Noah has interspersed his chapters with facts about apartheid, about the people of this world, of South Africa and what it can do to a race. It was both fascinating and horrifying.

As an Indian, we do our best to choose the right name for our kids, full of meaning and with hope that they’ll live up to the name. It is similar with his culture. “When it was time to pick my name, she chose Trevor, a name with no meaning whatsoever in South Africa, no precedent in my family. It’s not even a Biblical name. It’s just a name. My mother wanted her child beholden to no fate. She wanted me to be free to go anywhere, do anything, be anyone.

baby holding mother's finger

Picture Credit: Tembinkosi Sikupela/Unsplash.com

What a woman!

I finished the book with my heart in my mouth. There are a lot of takeaways and a lot to absorb. As I read, it was as if Trevor Noah was in the room with me, reading out his life. The quality of this memoir is like none other, and believe you me, I’ve read many a memoir.
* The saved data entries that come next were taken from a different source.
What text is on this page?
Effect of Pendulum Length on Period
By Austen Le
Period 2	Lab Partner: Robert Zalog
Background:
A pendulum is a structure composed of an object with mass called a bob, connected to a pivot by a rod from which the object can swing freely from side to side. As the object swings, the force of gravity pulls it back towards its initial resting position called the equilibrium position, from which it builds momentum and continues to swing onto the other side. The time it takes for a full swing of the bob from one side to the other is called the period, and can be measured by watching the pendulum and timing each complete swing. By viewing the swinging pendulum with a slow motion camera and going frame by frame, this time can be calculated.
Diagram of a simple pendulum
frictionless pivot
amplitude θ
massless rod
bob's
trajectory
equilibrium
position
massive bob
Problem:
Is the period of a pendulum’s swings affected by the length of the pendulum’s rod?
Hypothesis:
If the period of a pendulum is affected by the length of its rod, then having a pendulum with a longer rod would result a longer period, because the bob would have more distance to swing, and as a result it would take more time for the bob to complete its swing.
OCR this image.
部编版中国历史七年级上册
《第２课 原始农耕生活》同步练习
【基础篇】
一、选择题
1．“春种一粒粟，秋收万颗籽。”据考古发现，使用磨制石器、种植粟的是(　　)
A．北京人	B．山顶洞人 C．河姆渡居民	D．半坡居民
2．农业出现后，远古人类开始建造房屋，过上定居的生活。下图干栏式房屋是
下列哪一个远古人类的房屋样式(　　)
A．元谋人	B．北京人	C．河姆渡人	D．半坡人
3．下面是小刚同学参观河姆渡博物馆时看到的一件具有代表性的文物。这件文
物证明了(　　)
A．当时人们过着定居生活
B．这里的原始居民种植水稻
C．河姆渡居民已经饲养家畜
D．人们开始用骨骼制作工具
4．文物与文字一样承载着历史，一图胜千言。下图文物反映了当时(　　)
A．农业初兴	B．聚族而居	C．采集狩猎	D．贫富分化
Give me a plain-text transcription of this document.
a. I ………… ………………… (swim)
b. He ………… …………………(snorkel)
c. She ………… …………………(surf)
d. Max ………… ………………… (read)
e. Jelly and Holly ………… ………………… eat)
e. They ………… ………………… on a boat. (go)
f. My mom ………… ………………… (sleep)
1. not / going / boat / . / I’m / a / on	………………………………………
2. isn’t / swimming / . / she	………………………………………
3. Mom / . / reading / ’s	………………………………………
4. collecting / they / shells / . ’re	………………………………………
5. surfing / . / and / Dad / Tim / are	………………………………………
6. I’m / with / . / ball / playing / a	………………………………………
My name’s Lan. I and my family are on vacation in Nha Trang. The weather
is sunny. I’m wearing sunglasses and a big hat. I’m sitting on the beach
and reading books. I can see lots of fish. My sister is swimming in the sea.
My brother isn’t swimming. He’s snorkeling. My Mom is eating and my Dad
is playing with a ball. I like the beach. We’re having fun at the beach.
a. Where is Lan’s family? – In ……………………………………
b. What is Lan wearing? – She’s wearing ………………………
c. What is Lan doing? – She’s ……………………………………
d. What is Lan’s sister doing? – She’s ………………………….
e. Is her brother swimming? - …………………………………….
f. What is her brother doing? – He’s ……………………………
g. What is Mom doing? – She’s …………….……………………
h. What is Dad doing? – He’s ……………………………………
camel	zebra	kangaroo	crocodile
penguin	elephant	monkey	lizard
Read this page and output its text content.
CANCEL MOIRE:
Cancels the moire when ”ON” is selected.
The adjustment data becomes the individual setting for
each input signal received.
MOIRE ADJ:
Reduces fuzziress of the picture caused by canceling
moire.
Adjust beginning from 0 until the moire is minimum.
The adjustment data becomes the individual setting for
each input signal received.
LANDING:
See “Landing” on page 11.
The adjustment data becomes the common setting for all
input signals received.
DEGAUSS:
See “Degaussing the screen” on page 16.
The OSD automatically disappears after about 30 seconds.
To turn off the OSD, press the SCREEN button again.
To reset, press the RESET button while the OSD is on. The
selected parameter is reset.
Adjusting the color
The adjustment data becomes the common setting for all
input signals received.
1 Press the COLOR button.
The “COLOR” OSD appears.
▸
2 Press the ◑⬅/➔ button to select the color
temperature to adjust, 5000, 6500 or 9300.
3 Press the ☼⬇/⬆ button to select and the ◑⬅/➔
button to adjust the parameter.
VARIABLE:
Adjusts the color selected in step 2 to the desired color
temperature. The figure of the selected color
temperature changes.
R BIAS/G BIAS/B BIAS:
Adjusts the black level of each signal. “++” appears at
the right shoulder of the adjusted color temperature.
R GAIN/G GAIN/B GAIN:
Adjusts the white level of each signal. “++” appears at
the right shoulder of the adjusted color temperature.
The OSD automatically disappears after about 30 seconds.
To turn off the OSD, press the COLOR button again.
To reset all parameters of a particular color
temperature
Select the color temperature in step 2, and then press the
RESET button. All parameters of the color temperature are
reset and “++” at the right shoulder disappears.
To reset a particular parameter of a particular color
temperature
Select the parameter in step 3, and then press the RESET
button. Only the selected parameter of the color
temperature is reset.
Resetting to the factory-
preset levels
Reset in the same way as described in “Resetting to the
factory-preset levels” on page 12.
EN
If you’re willing to be exposed to a life led dotted with myriad incidents that can break or make you, pick up this book and allow yourself to read a true account of a life of survival, both instinctually and by sheer brain power. Watching, running, learning, applying- that’s Trevor Noah’s dictum. And then the deluge of emotions at the very end, the rawness of it.

Trevor Noah Quote 1I’ll end with a quote from Trevor Noah: “I never felt poor because our lives were so rich with experience. We were always out doing something, going somewhere.”

I could go on, but I shan’t. There are many highlighted paragraphs in my kindle, but may you find your own wisdom from the memoir.